Namun, akar dari perayaan ini jauh lebih kuno dan kaya makna yangi jejaknya bisa ditemukan pada zaman bangsa Celtic.
Sekitar 2.000 tahun lalu, bangsa Celtic yang mendiami wilayah Irlandia, Inggris Utara dan Prancis Utara merayakan festival tahunan yang disebut Samhain.
Festival ini diselenggarakan pada setiap malam 31 Oktober hingga 1 November untuk menandai akhir masa panen dan memasuki musim dingin.
Pada masa itu dipercaya bahwa batas antara dunia hidup dan dunia arwah menjadi tipis.
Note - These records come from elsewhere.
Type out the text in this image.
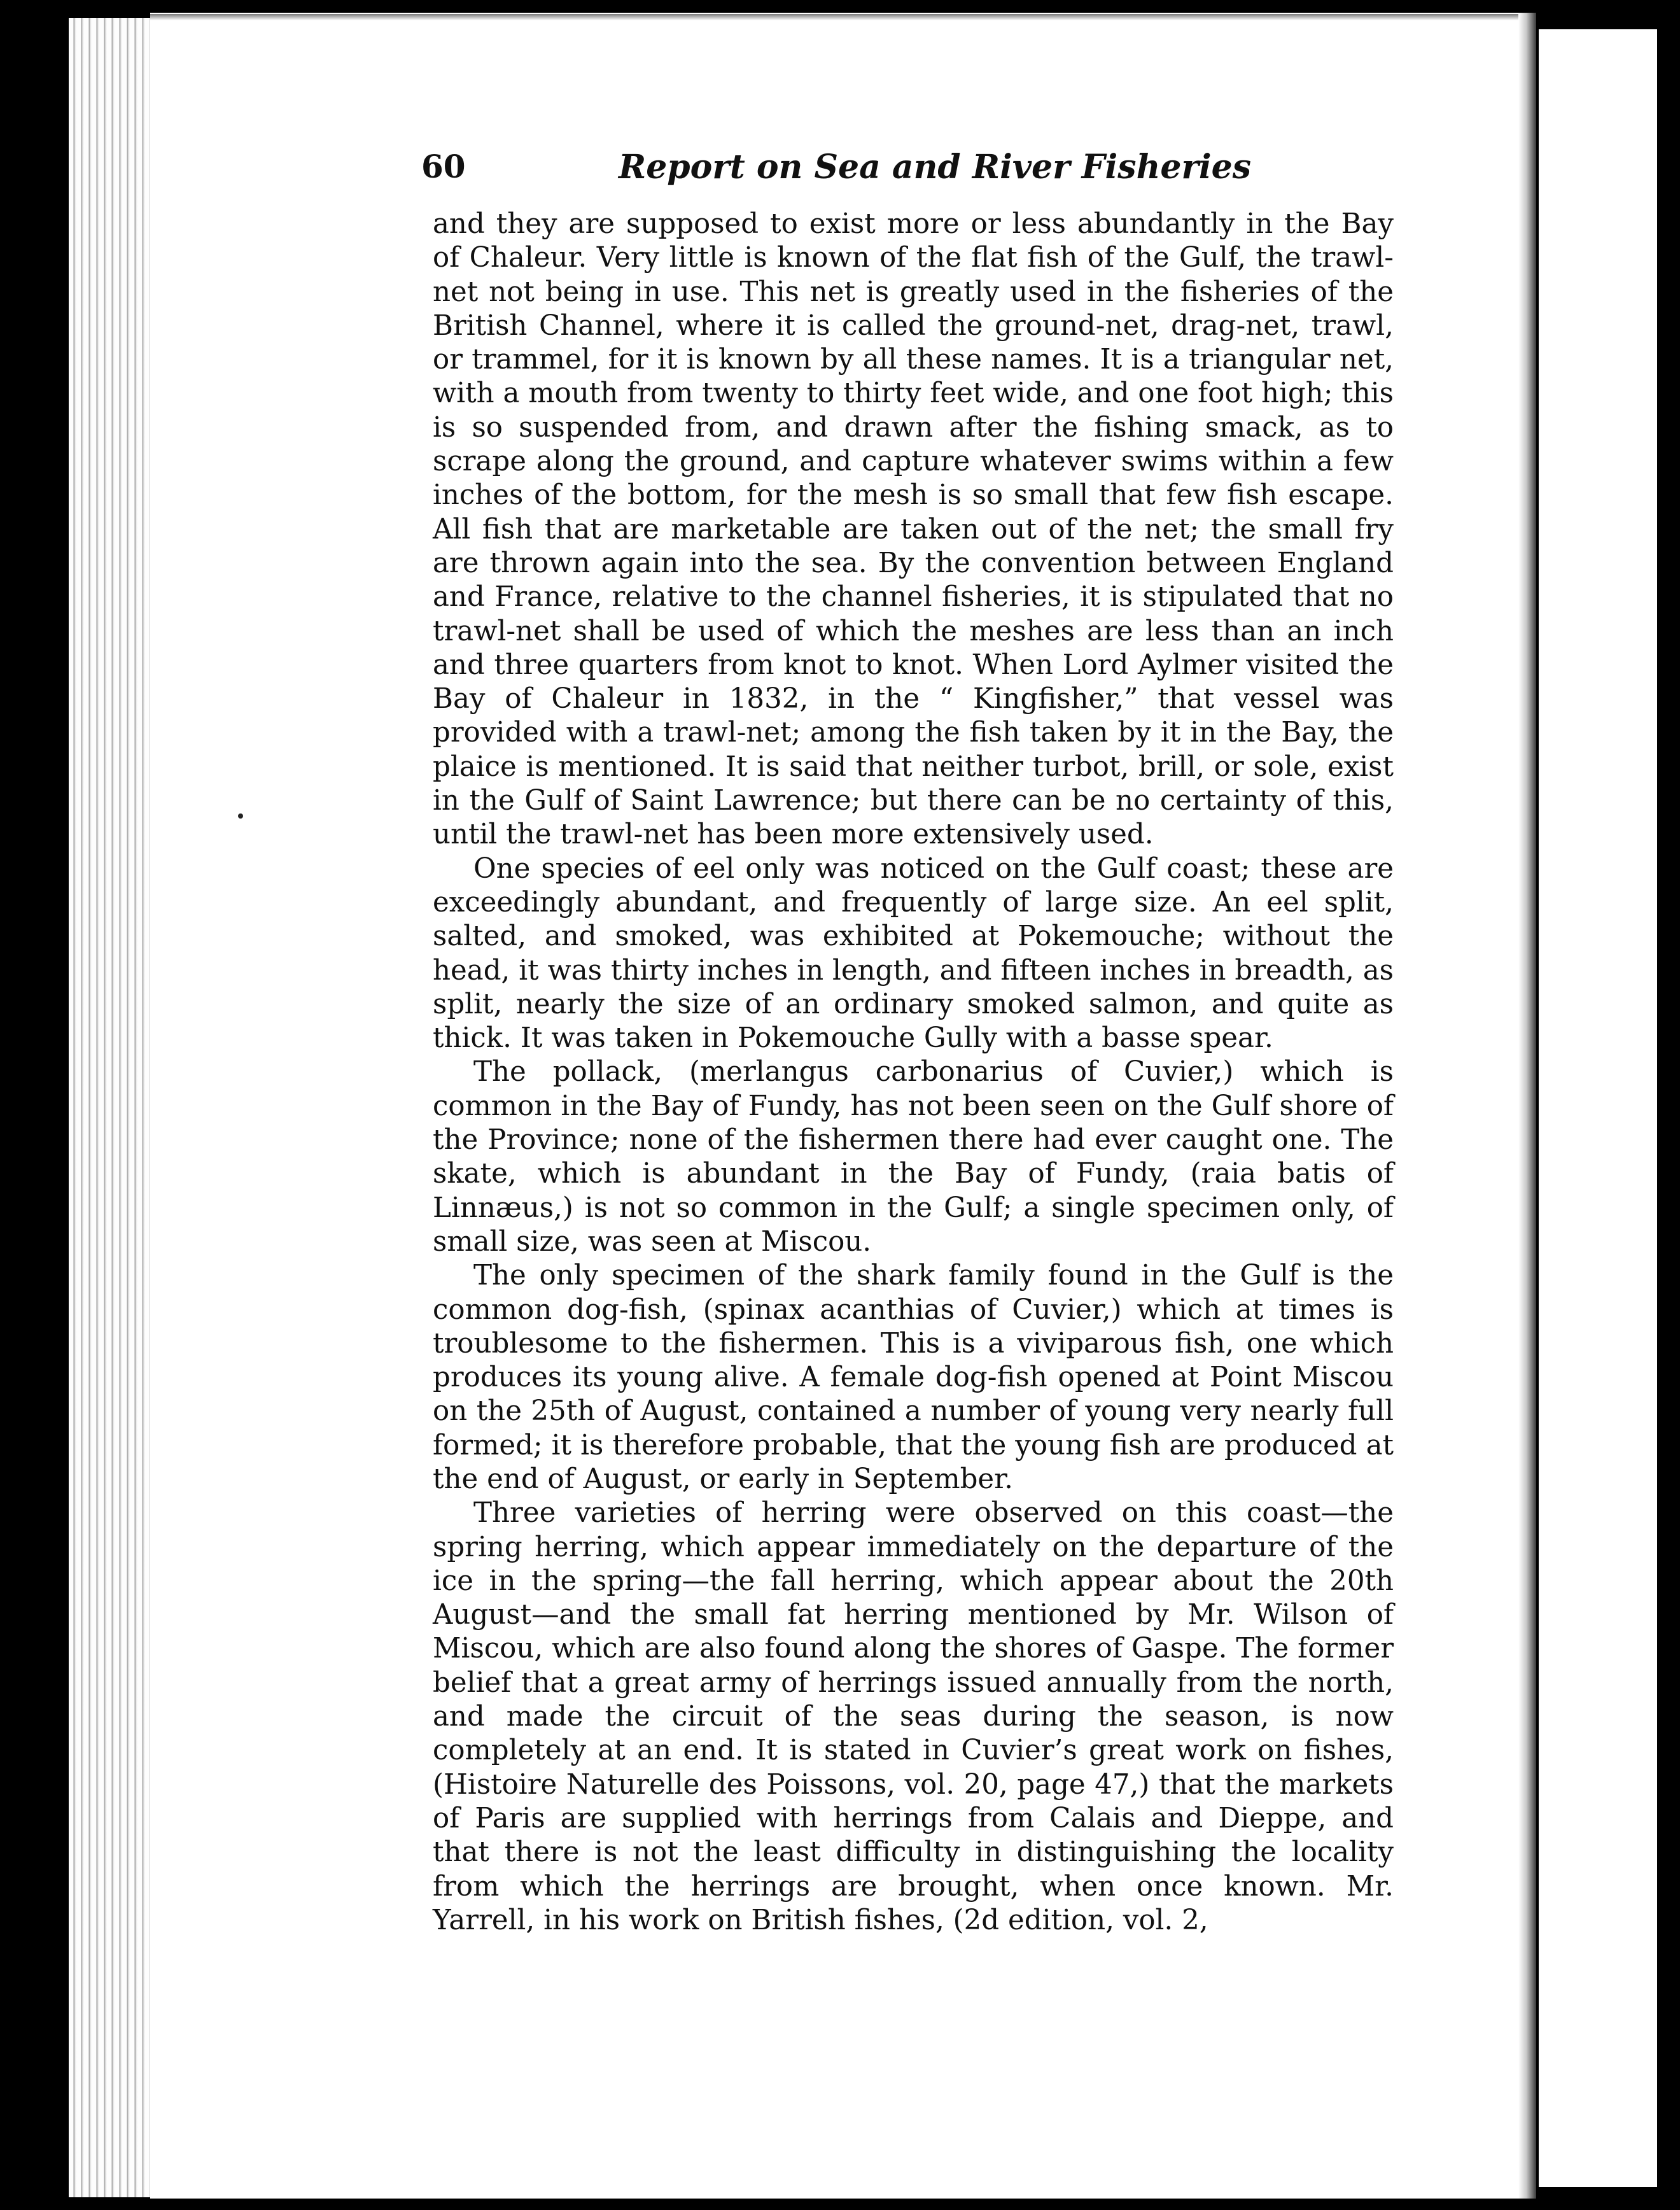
60	Report on Sea and River Fisheries

and they are supposed to exist more or less abundantly in the Bay of Chaleur. Very little is known of the flat fish of the Gulf, the trawl-net not being in use. This net is greatly used in the fisheries of the British Channel, where it is called the ground-net, drag-net, trawl, or trammel, for it is known by all these names. It is a triangular net, with a mouth from twenty to thirty feet wide, and one foot high; this is so suspended from, and drawn after the fishing smack, as to scrape along the ground, and capture whatever swims within a few inches of the bottom, for the mesh is so small that few fish escape. All fish that are marketable are taken out of the net; the small fry are thrown again into the sea. By the convention between England and France, relative to the channel fisheries, it is stipulated that no trawl-net shall be used of which the meshes are less than an inch and three quarters from knot to knot. When Lord Aylmer visited the Bay of Chaleur in 1832, in the “ Kingfisher,” that vessel was provided with a trawl-net; among the fish taken by it in the Bay, the plaice is mentioned. It is said that neither turbot, brill, or sole, exist in the Gulf of Saint Lawrence; but there can be no certainty of this, until the trawl-net has been more extensively used.

One species of eel only was noticed on the Gulf coast; these are exceedingly abundant, and frequently of large size. An eel split, salted, and smoked, was exhibited at Pokemouche; without the head, it was thirty inches in length, and fifteen inches in breadth, as split, nearly the size of an ordinary smoked salmon, and quite as thick. It was taken in Pokemouche Gully with a basse spear.

The pollack, (merlangus carbonarius of Cuvier,) which is common in the Bay of Fundy, has not been seen on the Gulf shore of the Province; none of the fishermen there had ever caught one. The skate, which is abundant in the Bay of Fundy, (raia batis of Linnæus,) is not so common in the Gulf; a single specimen only, of small size, was seen at Miscou.

The only specimen of the shark family found in the Gulf is the common dog-fish, (spinax acanthias of Cuvier,) which at times is troublesome to the fishermen. This is a viviparous fish, one which produces its young alive. A female dog-fish opened at Point Miscou on the 25th of August, contained a number of young very nearly full formed; it is therefore probable, that the young fish are produced at the end of August, or early in September.

Three varieties of herring were observed on this coast—the spring herring, which appear immediately on the departure of the ice in the spring—the fall herring, which appear about the 20th August—and the small fat herring mentioned by Mr. Wilson of Miscou, which are also found along the shores of Gaspe. The former belief that a great army of herrings issued annually from the north, and made the circuit of the seas during the season, is now completely at an end. It is stated in Cuvier’s great work on fishes, (Histoire Naturelle des Poissons, vol. 20, page 47,) that the markets of Paris are supplied with herrings from Calais and Dieppe, and that there is not the least difficulty in distinguishing the locality from which the herrings are brought, when once known. Mr. Yarrell, in his work on British fishes, (2d edition, vol. 2,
Akibatnya, roh-roh (termasuk “penyebab bahaya”) dapat berkelana ke dunia manusia.
Untuk menghadapinya, orang menghidupkan api unggun besar, mengenakan kostum dan topeng sebagai perlindungan atau penyamaran dari arwah-arwah.
Ritual-ritual seperti menyalakan api, meninggalkan makanan untuk roh, dan ramalan-ramalan malam tersebut adalah bagian dari tradisi Samhain.
Dengan berkembangnya Kristen di Eropa, Gereja Barat mulai menetapkan hari 1 November sebagai All Saints’ Day atau hari memperingati semua santo dan martir.
Sementara malam sebelumnya (31 Oktober) kemudian dikenal sebagai “All Hallows’ Eve”.